This U.S. Patent Application Claims priority under 35 U.S.C. 119(e) to U.S. Provisional Patent Application Ser. No. 61/493,162 filed on Jun. 3, 2011.
BACKGROUND OF THE INVENTION1. Field of the Invention
The present invention relates generally to personal audio devices such as wireless telephones that include adaptive noise cancellation (ANC), and more specifically, to control of ANC in a personal audio device that uses injected noise to provide continued adaptation of a secondary path estimate when source audio is absent or low in amplitude.
2. Background of the Invention
Wireless telephones, such as mobile/cellular telephones, cordless telephones, and other consumer audio devices, such as mp3 players, are in widespread use.
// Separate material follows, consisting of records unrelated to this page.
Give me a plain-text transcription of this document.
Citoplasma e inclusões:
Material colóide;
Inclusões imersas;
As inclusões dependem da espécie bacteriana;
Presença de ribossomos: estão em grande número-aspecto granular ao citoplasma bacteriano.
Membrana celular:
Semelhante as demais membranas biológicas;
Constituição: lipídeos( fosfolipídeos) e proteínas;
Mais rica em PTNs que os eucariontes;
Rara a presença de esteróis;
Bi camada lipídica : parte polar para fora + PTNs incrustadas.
Performance of such devices with respect to intelligibility can be improved by providing noise canceling using a microphone to measure ambient acoustic events and then using signal processing to insert an anti-noise signal into the output of the device to cancel the ambient acoustic events.
Noise canceling operation can be improved by measuring the transducer output of a device at the transducer to determine the effectiveness of the noise canceling using an error microphone. The measured output of the transducer is ideally the source audio, e.g., downlink audio in a telephone and/or playback audio in either a dedicated audio player or a telephone, since the noise canceling signal(s) are ideally canceled by the ambient noise at the location of the transducer. To remove the source audio from the error microphone signal, the secondary path from the transducer through the error microphone can be estimated and used to filter the source audio to the correct phase and amplitude for subtraction from the error microphone signal. However, when source audio is absent, the secondary path estimate cannot typically be updated.
Therefore, it would be desirable to provide a personal audio device, including wireless telephones, that provides noise cancellation using a secondary path estimate to measure the output of the transducer and that can continuously adapt the secondary path estimate independent of whether source audio of sufficient amplitude is present.
SUMMARY OF THE INVENTIONThe above stated objective of providing a personal audio device providing noise cancelling including a secondary path estimate that can be adapted continuously whether or not source audio of sufficient amplitude is present, is accomplished in a personal audio device, a method of operation, and an integrated circuit.
The personal audio device includes a housing, with a transducer mounted on the housing for reproducing an audio signal that includes both source audio for providing to a listener and an anti-noise signal for countering the effects of ambient audio sounds in an acoustic output of the transducer. A reference microphone is mounted on the housing to provide a reference microphone signal indicative of the ambient audio sounds. The personal audio device further includes an adaptive noise-canceling (ANC) processing circuit within the housing for adaptively generating an anti-noise signal from the reference microphone signal such that the anti-noise signal causes substantial cancellation of the ambient audio sounds. An error microphone is included for controlling the adaptation of the anti-noise signal to cancel the ambient audio sounds and for correcting for the electro-acoustical path from the output of the processing circuit through the transducer. The ANC processing circuit injects noise at a level sufficiently below the source audio level to be unnoticeable, either continuously, or at least when the source audio, e.g., downlink audio in telephones and/or playback audio in media players or telephones, is at such a low level that the secondary path estimating adaptive filter cannot properly continue adaptation.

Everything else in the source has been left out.